«Берсерки» и «беовульфы» господствовали в небе Франции, сводя на нет все попытки французского командования нанести контрудар. Гремящая лавина германского наступления сметала заслоны, наспех создаваемые из резервных частей французской армии, обходила узлы сопротивления, оставляя их защитников вариться в «котлах» окружений, и неудержимо катилась вперёд – на Париж. Держава, числившаяся в ряду великих, была сокрушена всего за полтора месяца: в конце мая гренадеры кайзера вошли в столицу Франции и заняли большую часть страны. Французские вооружённые силы не были разгромлены полностью – в южной части Франции оставались ещё десятки боеспособных дивизий (итальянцы, почуявшие запах богатой добычи и поспешившие вступить в войну, крепко получили по зубам и притихли), и оставался Алжир, гнездо «непримиримых», готовых сражаться до конца, – но было утрачено главное: были сломлены воля к сопротивлению и боевой дух, без которого нет и не может быть победоносных армий.
* * *
citeДорогой генерал,
Я получил «Военного лётчика »; благодарю вас, что выслали мне мой единственный экземпляр. Не знаю, в результате каких размышлений возникло у вас желание прочесть эту книгу, не знаю, изменил ли своё мнение о ней тот офицер, что так энергично нападал на меня во время завтрака и так мне понравился. Я был поражен не столько его враждебностью, сколько тем, что он говорил искренне, и мне очень хотелось, чтобы он прочёл эту книжку.

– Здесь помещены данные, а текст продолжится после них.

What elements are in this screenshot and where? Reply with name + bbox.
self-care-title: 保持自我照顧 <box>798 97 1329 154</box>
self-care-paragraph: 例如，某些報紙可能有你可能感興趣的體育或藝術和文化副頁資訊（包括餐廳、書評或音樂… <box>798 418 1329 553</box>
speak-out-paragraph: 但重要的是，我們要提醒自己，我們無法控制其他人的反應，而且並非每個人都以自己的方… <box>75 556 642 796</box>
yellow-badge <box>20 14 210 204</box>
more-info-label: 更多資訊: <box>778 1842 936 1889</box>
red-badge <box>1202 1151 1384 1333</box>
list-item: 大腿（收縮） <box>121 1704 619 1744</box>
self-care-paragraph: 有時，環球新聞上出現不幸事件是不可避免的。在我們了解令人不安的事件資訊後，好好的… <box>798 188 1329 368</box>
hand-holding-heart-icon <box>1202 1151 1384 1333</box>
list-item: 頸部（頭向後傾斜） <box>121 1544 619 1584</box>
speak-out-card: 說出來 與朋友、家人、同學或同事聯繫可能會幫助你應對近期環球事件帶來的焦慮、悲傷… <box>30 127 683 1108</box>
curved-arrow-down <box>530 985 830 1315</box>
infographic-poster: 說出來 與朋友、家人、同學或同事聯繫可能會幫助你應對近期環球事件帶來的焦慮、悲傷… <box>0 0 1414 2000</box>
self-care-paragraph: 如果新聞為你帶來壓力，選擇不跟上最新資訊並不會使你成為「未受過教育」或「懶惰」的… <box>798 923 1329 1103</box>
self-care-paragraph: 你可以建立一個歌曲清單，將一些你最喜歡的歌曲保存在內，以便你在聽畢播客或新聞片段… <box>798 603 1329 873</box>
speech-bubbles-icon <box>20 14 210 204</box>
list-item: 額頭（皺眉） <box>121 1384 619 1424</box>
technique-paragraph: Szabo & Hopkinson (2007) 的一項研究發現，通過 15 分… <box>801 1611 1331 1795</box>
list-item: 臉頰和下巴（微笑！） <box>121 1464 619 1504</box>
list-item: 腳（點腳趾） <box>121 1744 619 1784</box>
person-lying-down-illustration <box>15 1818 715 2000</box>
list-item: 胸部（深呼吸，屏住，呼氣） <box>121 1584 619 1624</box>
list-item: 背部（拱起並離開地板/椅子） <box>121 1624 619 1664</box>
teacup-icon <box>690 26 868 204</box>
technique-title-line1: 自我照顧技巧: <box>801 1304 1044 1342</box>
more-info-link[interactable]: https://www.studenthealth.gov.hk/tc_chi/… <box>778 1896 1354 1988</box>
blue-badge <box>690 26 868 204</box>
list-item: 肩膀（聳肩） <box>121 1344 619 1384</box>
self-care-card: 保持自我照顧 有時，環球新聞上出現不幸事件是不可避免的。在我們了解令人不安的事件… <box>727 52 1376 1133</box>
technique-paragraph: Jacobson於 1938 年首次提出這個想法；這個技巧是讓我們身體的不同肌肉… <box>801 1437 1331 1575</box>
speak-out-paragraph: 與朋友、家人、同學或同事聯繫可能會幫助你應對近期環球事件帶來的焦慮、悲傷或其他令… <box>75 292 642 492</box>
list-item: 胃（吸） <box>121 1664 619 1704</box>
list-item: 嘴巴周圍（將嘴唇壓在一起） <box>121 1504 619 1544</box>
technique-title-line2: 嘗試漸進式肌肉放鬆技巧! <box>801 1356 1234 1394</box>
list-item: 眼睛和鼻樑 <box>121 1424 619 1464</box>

Поскольку вы не передаёте мне его мнения, я заключаю, что он меня не понял. Мне кажется очень странным, что атмосфера полемики может исказить столь простой текст даже в глазах столь прямодушного человека. Мне совершенно безразлично, что там лепечут алжирские тыловики, разоблачая мои тайные умыслы. То, что они мне приписывают, так же похоже на меня, как я на Грету Гарбо. Мне в высшей степени наплевать на них, даже если это приведёт к запрету на мою книгу в Северной Африке. Я не книготорговец. А вот то, как извращает мои мысли ваш друг, для меня, как ни странно, нестерпимо. Потому, наверное, что я его уважаю. Я ведь обращался к нему и к таким, как он, а не к политикам. Почему же мои несколько страничек предстали перед ним в ложном свете, почему он принял их за политическую программу? Вообразите, что я Монтень и опубликовал в одной из алжирских газет свои «Опыты», а все точно сговорились трактовать их с точки зрения перемирия. Какие только макиавеллиевские уловки не обнаружатся в моем произведении!